Ear to the Ground

February 24 2023

Whilst the result was already known, the market keenly awaited the publishing of the minutes of the last US Federal Reserve meeting.  These revealed that the majority of the policy setting committee members had voted in favour of a 0.25% hike.  There were a few dissenters, however, who had voted in favour of a 0.5% increase.  Where there was agreement, however, was that all participants continued to anticipate that ongoing increases would be appropriate until the economic data gave enough confidence that inflation was on a sustained downward path to the 2% target.  They also acknowledged that this was likely to take some time.  This suggests that monetary policy is likely to remain restrictive, with the central bank recognising that there is typically a lag between interest rate movements and the impact on the economy

It won’t have gone unnoticed, however, that later in the week we had the release of the January PCE Price Index, which is the Federal Reserves preferred inflation gauge.  This posted a rise of 5.4% year on year, rising from an upwardly revised 5.3% recorded in December.  Not only was this figure higher than the previous month, but it was also considerably above the forecast figure of 4.8%.  Prices of goods rose 4.7%, but it was services where the larger appreciation was seen, at 5.7% against the previous month figure of 5.4%.

Core PCE meanwhile, which excludes the more volatile food and energy items, rose by 4.7% year on year, higher than the 4.6% figure for December and 4.3% forecast.  Inflation in the US therefore appears to be being a little more stubborn than some had previously thought.

US 10 year Treasury yields were a little higher on the week, at 3.95% on the 24th against 3.82% on the 17th.  The move upwards in 2 year Treasury yields was a little more pronounced, rising from 4.62% to 4.81% covering the same two dates.

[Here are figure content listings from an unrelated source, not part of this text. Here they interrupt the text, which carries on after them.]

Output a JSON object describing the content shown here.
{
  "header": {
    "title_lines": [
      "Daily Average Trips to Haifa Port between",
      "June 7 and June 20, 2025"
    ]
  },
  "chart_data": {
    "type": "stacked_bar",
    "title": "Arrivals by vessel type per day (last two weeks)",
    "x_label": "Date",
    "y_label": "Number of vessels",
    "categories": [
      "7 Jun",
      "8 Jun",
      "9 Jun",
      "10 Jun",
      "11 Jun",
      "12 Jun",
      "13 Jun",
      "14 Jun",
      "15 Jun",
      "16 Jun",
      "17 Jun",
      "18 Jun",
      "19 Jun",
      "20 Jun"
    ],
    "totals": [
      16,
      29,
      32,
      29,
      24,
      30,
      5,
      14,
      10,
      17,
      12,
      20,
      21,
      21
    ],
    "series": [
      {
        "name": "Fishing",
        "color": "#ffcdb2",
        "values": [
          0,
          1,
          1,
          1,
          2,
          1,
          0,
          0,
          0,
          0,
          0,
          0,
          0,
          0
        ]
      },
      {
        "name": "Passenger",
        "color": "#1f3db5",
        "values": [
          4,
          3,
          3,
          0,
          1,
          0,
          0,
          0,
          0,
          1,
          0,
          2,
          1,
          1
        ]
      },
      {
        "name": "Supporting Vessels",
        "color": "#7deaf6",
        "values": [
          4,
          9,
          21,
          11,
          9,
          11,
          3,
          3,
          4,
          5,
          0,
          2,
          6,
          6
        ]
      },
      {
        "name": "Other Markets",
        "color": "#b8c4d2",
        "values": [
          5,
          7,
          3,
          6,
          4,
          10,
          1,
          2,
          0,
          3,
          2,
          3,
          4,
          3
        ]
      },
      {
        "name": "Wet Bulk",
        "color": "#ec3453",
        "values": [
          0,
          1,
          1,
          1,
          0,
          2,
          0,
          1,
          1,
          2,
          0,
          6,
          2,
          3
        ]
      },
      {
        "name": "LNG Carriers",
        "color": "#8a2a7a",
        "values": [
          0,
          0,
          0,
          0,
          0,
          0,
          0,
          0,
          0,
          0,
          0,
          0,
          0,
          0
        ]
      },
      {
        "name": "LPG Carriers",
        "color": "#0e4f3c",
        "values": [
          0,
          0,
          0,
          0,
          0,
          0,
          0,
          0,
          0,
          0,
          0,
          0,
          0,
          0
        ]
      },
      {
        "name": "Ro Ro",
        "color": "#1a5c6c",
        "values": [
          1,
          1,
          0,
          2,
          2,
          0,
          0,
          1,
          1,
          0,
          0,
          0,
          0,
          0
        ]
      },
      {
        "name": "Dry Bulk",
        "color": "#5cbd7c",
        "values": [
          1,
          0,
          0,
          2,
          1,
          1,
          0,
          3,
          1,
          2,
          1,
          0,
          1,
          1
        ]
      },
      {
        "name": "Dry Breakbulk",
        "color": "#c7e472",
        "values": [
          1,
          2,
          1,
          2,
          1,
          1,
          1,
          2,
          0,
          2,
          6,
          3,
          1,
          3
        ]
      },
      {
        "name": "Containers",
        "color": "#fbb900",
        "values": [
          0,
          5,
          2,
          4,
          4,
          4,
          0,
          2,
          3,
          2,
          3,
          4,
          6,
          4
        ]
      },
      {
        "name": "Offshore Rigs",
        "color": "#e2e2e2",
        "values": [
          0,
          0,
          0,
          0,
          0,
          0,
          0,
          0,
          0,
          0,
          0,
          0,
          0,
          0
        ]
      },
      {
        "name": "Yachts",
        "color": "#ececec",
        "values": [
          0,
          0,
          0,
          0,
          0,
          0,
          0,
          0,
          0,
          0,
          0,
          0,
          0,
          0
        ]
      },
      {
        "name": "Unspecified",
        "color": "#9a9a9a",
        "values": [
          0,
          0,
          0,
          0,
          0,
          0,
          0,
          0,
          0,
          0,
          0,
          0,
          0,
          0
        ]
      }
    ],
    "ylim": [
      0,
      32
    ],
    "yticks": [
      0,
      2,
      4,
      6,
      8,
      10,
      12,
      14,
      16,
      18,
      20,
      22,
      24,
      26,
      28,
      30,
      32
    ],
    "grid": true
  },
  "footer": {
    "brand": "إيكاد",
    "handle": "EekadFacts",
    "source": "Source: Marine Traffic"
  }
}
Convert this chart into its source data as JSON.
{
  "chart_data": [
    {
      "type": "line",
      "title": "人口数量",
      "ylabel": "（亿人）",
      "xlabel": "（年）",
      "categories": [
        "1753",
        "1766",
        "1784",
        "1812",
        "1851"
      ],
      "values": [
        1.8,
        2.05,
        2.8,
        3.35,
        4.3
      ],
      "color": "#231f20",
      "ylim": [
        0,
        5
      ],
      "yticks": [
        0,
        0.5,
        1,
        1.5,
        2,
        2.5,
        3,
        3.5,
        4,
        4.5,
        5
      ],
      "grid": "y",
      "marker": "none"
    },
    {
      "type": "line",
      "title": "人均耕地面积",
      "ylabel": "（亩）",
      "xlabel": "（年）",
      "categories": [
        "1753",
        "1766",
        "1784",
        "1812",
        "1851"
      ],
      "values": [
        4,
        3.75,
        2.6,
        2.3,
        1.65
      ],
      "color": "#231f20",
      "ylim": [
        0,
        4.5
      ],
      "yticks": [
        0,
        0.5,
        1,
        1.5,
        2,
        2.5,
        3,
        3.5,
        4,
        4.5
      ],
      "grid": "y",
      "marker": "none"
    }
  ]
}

This is not the only jurisdiction where we have seen this however, with it being evident in Canada, Australia and the Eurozone.  In the latter we have also seen comments from rate setting committee members that they might not be done with hiking just yet, suggesting that some see risk that the markets are underestimating inflation.

Market expectations have seen a complete turnaround from where they were at the start of February.  Here it was expected that interest rates would get nowhere near what the Federal Reserve expected and from this lower peak rate cuts would be seen.  Now, they believe that they will peak at a higher level than the last Dot-Plot median produced by the central bank and even after a forecast rate cut by year end would still keep us above the central bank median expectation.  How quickly times can change, perhaps showing how data dependent markets remain given it has been quite a while since we have seen this sort of inflationary environment.

Finally, just finishing on China, where the reopening appears to be well underway.  Whilst it may take a while to see it come through in economic data, as most tends to be lagging, it is clear to see that people are on the move again.  Subway usage across the four major cities of Beijing, Shanghai, Guangzhou and Chongqing has risen sharply so far in 2023.  With social mobility back, this should prove a positive for consumer spending on goods and particularly services.